Amazon is expanding its Haul store to offer a wider variety of goods, including name-brand items that it ships from its own US warehouses.

Previously, Haul only offered unbranded products from outside sellers that shipped products directly from China with delivery times of more than a week, using the de minimis loophole to avoid paying tariffs on those imported items. However that provision is set to disappear on May 2nd, which means the whole direct-from-China retail model is about to change for everyone, including Haul, Temu, Shein, AliExpress, and others.

Now Amazon has started listing more inventory on Haul, including some apparel that it buys in bulk from Adidas, Levi's, and the Gap, which ship from US warehouses. The move is designed to make Haul a destination for bargain hunting, as opposed to exclusively a direct-from-China marketplace.

So is “Haul” just “Amazon” now? Originally, the big differentiators with Haul were that all items were under $20 and in exchange for cheaper prices, they'd take longer to arrive, as they ship from China. Now that distinction has gone out the window, so what's the difference?

Mia Sato from The Verge wrote

“The under $20 hook also seems irrelevant now: in a few seconds of browsing I found makeup pouches for $20.99, leggings for $27.20, and dresses for $34.82. Some of those products are the same price on Haul and they are on classic Amazon, which raises the question of why a shopper would buy it on Haul to begin with. Amazon didn’t immediately respond to a request for comment.”

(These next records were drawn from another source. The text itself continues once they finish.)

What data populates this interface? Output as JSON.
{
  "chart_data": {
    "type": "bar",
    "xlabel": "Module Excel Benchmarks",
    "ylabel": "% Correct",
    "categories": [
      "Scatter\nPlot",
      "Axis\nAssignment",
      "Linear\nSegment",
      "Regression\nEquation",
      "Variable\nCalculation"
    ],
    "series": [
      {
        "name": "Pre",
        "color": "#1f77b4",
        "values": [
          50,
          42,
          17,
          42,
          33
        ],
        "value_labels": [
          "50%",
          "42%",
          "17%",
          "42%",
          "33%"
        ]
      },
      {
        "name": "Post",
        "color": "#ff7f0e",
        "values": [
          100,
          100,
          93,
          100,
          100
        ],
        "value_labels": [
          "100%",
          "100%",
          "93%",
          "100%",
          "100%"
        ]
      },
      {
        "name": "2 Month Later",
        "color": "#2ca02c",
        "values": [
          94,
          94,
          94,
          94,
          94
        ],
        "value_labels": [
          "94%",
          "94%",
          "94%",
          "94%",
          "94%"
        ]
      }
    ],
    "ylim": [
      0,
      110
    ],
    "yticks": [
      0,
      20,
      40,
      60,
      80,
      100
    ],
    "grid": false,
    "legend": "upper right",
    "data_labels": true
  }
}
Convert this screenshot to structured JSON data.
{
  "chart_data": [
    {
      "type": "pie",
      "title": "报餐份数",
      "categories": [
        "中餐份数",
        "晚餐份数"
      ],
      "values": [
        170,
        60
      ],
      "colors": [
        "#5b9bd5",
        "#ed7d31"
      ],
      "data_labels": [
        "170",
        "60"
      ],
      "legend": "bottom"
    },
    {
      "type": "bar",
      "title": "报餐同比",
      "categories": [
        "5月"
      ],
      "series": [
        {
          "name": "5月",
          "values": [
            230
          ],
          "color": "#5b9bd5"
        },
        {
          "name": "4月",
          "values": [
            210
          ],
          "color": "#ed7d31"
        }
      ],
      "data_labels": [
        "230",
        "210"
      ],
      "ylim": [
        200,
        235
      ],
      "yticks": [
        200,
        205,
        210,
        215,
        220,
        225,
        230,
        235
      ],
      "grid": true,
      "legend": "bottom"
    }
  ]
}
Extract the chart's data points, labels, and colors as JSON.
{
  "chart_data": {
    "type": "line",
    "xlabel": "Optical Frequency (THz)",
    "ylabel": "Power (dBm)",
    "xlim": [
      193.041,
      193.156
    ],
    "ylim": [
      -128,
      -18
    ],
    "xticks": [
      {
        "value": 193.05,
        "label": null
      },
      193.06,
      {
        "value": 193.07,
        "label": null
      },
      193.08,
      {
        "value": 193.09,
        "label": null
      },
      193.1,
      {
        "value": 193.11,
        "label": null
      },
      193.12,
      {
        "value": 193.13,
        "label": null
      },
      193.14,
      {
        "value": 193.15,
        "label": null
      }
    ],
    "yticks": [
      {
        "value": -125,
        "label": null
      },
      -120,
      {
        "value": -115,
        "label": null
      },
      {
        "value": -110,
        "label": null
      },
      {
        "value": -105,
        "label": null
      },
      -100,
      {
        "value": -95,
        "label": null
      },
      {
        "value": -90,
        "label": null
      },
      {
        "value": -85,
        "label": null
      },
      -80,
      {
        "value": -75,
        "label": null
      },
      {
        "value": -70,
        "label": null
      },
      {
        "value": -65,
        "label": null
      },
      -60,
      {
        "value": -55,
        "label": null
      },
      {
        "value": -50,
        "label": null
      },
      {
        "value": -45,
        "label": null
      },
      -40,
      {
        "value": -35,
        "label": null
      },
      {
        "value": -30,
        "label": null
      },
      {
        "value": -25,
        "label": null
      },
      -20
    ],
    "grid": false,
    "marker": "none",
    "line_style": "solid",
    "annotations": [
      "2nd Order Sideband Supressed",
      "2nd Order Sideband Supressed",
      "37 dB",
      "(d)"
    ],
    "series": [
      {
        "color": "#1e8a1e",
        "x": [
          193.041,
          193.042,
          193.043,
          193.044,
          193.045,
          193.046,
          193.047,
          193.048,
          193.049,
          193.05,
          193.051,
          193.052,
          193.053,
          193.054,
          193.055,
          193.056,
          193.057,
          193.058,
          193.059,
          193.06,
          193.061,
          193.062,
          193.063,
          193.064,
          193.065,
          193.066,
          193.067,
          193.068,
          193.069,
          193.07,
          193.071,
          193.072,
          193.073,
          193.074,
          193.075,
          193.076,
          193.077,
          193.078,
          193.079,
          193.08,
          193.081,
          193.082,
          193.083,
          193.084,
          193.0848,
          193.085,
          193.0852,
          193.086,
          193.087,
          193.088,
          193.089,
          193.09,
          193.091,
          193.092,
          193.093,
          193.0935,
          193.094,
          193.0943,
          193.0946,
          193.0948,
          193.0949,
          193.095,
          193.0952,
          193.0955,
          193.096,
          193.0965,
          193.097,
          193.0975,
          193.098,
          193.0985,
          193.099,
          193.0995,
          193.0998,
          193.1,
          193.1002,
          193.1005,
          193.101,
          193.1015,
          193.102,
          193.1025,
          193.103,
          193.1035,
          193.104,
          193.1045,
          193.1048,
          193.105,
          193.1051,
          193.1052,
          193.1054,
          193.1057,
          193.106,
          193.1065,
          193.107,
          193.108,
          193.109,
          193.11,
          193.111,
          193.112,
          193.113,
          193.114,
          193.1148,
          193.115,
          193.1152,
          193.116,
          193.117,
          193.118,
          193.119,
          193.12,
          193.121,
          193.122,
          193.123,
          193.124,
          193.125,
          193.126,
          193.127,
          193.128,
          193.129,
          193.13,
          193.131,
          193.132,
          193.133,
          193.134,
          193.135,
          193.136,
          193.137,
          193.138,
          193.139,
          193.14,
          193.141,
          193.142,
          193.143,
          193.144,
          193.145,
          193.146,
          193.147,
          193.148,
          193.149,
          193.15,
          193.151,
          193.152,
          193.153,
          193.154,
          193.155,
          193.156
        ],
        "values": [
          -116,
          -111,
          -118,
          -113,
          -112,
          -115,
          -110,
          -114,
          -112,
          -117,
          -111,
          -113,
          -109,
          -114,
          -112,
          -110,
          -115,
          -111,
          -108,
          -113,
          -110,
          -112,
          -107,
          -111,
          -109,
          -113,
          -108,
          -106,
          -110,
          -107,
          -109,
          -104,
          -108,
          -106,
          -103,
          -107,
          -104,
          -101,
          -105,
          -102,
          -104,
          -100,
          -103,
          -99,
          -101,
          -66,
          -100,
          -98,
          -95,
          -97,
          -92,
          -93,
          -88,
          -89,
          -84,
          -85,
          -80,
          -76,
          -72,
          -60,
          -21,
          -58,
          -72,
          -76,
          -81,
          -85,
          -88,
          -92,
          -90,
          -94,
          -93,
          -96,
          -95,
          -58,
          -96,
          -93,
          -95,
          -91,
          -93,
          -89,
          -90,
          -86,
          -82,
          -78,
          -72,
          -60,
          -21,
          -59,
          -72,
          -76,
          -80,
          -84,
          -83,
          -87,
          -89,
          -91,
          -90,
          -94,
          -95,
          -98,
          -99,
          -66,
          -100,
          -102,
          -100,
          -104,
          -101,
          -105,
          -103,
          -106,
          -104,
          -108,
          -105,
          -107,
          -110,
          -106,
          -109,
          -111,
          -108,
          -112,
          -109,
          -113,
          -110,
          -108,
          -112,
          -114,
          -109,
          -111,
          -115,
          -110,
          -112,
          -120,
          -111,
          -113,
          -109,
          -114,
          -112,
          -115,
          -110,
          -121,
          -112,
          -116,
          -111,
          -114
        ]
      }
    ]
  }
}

Haul feels like a silly experiment that will likely shut down soon, as there's never been a reason for it. If Amazon wanted to, they could've just made a category called “Bargains from China” on its traditional Amazon marketplace and simply indicated that the items take more than week to arrive (ie: non-Prime items). Technically, those types of items have existed and sold on Amazon for years, so Haul was nothing more than an exercise in branding to compete with Temu, which Trump cut short with his tariffs (for now).